What we’re exploring here is the particular Christian problem with evil.  By evil we mean the issue of suffering of any kind, not just deliberate human malevolence. By this definition, animals suffer from it, and creation suffers from it. If nothing else, everything, is subject to decay and death, and that is an “evil” for our purposes.

Christians have a different problem with this to other faiths. Most faiths have similar ethics, and all recognise the difference between good and evil, exhorting the good. But they do not have the same problem explaining it. For example, Buddhists do not have to worry about why an all powerful God of love does not abolish evil, because they have no such concept of God. Even Muslims, who do have such a concept, prefer to live with the tension between evil and God’s goodness, than concede anything on God’s authority, and power. Evil is because God wills it, the explanation is mystery, and not for us to question.

However, for Christians it is a 2000 year old problem. How do we reconcile a God of omnipotence, omniscience, absolute love, and creatio ex nihilo, with the existence of evil. God is able, and should be willing to remove all evil from the world, but clearly doesn’t do so. This has given rise to the emergence of theories of “god defence” which go by the term “theodicy”. A theodicy is an attempt to explain the notion of evil within the definition of God held by Christians. Theodicy itself has been around for a long time, and the two basic types of theodicy emerged from the 2nd century onwards.

1.          Augustine’s is the best known, and has occupied a more central place in Christian theology. He argues that the problem of evil arises purely because of human choice, and is explained by the Fall (Genesis 3), which he sees as the disaster that explains all history. Human beings, Augustine argued, were created as perfect moral agents with the ability to make choices, both for evil as well as for good. They (Adam and Eve) used that freedom wrongly and evil entered the world. Evil was the absence of good, or privatio boni – the absence of good arising from the wrong use of good moral freedom to make bad moral choices.
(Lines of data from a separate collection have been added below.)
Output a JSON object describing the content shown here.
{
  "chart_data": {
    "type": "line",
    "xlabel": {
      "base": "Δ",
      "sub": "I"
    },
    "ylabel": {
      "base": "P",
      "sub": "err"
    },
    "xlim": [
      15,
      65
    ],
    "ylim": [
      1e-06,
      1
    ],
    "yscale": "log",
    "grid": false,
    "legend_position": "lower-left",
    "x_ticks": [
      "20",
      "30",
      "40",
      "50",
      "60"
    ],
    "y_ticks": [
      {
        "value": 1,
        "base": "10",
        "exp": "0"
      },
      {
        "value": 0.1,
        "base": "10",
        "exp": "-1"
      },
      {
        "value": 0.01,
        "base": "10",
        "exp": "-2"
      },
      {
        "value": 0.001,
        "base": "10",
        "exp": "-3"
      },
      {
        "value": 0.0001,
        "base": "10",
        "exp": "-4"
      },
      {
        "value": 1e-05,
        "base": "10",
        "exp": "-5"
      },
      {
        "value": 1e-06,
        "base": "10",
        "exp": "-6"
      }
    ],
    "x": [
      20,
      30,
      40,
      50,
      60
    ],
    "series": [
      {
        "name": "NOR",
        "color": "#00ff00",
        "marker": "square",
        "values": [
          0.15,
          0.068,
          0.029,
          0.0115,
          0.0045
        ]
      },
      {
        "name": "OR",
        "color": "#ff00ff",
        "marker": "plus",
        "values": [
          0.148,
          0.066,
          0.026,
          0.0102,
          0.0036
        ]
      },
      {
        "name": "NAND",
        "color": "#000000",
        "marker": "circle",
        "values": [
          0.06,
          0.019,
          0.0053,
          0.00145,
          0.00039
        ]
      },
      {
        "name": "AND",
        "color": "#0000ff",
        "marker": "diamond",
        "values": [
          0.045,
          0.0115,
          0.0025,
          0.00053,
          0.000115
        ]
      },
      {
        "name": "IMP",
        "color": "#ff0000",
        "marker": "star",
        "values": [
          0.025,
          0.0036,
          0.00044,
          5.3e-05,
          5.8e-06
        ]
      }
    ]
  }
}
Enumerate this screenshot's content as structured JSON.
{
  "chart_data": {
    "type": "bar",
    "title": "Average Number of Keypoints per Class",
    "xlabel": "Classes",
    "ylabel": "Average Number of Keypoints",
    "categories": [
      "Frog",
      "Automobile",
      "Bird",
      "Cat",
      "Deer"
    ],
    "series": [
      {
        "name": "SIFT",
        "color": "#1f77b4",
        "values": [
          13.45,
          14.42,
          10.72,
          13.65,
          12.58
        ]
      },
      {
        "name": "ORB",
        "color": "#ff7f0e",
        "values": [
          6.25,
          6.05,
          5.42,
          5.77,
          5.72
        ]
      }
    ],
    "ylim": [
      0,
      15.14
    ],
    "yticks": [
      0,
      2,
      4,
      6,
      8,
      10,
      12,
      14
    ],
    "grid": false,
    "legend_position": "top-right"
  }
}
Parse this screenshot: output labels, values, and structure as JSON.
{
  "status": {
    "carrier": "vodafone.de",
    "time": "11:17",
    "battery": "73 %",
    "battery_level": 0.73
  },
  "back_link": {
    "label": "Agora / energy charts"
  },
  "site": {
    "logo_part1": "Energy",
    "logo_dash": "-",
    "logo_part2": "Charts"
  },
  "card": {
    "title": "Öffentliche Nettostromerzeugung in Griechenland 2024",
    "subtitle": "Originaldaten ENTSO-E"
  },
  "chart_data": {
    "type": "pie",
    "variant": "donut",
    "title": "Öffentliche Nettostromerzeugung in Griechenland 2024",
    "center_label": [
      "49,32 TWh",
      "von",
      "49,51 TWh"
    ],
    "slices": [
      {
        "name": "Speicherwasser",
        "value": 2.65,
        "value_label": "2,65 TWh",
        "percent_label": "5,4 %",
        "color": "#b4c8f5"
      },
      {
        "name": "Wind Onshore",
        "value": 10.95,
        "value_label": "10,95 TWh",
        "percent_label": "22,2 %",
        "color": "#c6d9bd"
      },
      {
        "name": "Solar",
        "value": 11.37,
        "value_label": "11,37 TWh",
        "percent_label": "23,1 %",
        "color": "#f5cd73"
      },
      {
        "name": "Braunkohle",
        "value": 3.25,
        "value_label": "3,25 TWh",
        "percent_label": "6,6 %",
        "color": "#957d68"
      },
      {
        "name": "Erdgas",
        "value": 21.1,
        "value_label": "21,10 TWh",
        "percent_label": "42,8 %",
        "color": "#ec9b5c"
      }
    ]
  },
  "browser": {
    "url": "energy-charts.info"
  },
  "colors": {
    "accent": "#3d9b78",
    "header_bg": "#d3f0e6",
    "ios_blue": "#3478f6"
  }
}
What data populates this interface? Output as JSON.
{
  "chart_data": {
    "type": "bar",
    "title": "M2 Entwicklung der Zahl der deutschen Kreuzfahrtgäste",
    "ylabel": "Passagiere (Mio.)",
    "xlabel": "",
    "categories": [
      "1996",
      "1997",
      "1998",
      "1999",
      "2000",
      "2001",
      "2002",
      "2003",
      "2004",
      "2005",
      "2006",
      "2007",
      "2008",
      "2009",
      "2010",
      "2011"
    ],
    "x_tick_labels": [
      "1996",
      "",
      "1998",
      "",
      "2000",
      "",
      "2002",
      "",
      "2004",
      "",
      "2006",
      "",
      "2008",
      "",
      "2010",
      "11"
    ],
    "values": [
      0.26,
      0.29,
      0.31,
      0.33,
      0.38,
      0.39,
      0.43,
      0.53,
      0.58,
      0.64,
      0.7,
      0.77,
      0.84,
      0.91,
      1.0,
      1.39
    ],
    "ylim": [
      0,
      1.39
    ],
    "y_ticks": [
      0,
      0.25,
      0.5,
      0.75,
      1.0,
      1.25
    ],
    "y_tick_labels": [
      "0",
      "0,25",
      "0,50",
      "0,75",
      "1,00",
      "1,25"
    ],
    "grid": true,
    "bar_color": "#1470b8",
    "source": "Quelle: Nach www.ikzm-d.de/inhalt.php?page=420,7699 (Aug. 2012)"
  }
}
2.          Irenaeus (AD 130-202) had a theodicy which accepts God’s partial “responsibility” for the emergence of evil. He prefers the view that says human beings were created as imperfect creatures, and the task of life was to bring them to perfection by development and growth through confronting the moral choices of life. The world is not a “paradise lost” but is as we see it now, with evil and good mixed in, is part of God’s purpose for Ireneus. He tries to explain it by identifying what is achieved through the process of overcoming evil. Iraneuas can also embrace the concept of natural evil in his theodicy (tsunami, earthquake and disease), which is much more difficult for Augustine or any theodicy based on the Fall. Rather than a fall from perfection, Irenaeus sees Genesis as a more like a deflection, or loss of direction, for humanity. The gap between us and God is caused by us wandering off the pathway, not falling from a height.

Augustine’s explanation will appeal to those who refuse to acknowledge that God has any part in the existence of evil. But it has a serious problem of historicity ; what we think we know of history contradicts it because death and suffering predates mankind (see Bob Eckhard’s blog of September 21, 2017) . Irenaeus, on the other hand, will appeal to those who accept this evidence and would prefer to try and explain evil by redeeming its purpose and embracing its challenge.  As such Irenaeus, despite being lesser known and possibly ignored down the centuries, actually offers us some sense of purpose, and even optimism.